Several issues are SSRF bugs affecting different tools, including the gateway component (CVSS 7.6) that accepts user-supplied URLs to establish an outgoing WebSocket connection. The other two included SSRF in Urbit Verification (CVSS 6.5) and Image Tool SSRF (CVSS 7.6). These SSRF methods are rated at medium to high difficulty because they could allow access to internal services or cloud metadata endpoints, depending on the application.
Access control failures accounted for another set of findings. The “Telnyx” webhook handler designed to receive external events lacks proper webhook authentication (CVSS 7.5), which allows forgery requests from untrusted sources.

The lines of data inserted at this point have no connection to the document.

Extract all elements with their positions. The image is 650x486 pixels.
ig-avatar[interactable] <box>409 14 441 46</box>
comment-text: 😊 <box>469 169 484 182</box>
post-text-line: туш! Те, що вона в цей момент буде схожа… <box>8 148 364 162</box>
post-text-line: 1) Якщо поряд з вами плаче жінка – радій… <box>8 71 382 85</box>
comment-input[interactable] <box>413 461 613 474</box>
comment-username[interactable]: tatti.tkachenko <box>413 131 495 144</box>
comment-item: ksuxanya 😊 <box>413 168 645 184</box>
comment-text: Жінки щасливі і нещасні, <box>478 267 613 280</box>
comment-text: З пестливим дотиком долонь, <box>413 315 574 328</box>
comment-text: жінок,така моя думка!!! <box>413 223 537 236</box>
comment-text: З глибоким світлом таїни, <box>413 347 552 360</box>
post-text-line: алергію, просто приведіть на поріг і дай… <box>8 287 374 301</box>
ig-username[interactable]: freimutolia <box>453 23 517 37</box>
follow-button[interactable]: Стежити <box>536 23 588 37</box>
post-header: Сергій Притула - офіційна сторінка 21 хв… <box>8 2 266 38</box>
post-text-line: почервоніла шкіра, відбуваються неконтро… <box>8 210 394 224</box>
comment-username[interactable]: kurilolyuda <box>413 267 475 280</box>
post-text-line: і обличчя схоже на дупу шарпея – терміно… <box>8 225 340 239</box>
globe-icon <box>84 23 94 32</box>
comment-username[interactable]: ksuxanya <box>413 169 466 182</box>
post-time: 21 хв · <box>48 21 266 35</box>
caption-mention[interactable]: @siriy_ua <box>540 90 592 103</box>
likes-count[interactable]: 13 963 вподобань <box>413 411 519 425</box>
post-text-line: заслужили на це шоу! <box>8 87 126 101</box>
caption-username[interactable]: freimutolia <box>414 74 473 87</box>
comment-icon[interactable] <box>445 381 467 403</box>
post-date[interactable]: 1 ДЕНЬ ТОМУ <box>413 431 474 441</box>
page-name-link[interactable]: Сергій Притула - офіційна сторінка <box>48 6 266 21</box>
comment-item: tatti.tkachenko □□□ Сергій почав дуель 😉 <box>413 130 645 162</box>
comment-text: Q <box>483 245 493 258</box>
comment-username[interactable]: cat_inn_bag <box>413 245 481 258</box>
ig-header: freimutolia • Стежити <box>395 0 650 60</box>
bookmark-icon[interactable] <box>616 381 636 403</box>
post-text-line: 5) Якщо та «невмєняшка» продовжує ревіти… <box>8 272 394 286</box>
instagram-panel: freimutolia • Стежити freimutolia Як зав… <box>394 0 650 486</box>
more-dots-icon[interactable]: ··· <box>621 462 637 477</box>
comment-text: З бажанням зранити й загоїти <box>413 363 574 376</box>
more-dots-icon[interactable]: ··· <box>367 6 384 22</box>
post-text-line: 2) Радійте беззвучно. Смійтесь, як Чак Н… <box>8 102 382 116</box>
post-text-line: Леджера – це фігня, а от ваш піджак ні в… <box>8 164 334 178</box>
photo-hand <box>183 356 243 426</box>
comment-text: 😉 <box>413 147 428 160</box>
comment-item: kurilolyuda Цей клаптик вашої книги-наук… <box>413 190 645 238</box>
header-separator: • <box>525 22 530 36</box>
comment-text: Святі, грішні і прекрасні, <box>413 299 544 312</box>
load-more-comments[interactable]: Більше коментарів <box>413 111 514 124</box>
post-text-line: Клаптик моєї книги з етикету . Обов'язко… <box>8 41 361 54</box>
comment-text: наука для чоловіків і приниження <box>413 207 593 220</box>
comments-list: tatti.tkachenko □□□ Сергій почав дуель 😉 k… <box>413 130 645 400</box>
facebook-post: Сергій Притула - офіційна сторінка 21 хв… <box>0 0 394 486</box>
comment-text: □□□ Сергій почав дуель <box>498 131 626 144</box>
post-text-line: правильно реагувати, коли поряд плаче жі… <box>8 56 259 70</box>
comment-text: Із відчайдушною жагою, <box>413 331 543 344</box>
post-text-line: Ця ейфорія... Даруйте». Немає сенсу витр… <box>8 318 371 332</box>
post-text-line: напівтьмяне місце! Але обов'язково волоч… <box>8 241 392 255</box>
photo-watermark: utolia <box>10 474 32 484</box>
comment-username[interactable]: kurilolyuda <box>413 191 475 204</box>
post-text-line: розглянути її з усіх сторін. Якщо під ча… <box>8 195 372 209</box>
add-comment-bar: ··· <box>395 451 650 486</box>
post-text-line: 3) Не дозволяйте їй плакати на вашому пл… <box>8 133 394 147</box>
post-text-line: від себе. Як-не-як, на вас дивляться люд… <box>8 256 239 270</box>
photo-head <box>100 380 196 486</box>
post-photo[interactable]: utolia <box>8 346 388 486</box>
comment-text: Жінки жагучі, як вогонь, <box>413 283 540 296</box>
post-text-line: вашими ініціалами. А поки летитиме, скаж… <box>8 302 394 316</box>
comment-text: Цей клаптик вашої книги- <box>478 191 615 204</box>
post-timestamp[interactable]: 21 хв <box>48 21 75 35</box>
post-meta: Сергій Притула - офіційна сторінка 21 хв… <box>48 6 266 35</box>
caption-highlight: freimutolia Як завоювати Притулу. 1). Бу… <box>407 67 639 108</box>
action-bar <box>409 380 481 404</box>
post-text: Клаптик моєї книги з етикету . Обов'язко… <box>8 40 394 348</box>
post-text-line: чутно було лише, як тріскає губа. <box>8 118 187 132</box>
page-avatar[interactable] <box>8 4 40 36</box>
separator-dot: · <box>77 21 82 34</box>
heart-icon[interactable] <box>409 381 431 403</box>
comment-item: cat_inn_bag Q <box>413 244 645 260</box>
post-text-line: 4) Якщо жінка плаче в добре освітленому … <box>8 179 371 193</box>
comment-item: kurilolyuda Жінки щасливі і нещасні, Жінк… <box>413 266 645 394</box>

Alternatively, an authentication bypass (CVSS 6.5) allowed unauthorized users to request the operation of a “Twilio” protected webhook without valid credentials.
The disclosure also described a traversal vulnerability (CVSS not shared) in the browser’s load management, where insufficient sanitation of file paths could allow writing outside of the intended scripts.
“The combination of AI-powered analysis and systematic manual verification provides a useful way to protect AI infrastructure,” the researchers said. “As AI agent frameworks become more common in enterprise environments, security analytics must evolve to address traditional vulnerabilities and AI-specific attack surfaces.”
Following the details revealed the accident
In order to overcome the limitations of “static analysis” tools that reportedly struggle with modern software stacks where input goes through multiple changes before reaching dangerous operations, Endor Labs used the AI SAST method, which, it says, preserves the context of all these changes.
This helped researchers to understand “not only where malicious activities exist but also whether the data controlled by attackers can be accessed.” The inspection engine maps the full journey of “trusted data”, from entry points such as HTTP parameters, configuration values, or external API responses to security-sensitive “sinks” such as network requests, file operations, or command execution.
Endor Labs said it has responsibly disclosed the vulnerability to OpenClaw maintainers, who are handling the issues, allowing researchers to publish technical details. The disclosure did not provide broad guidance for mitigation but noted that fixes were applied to all affected units.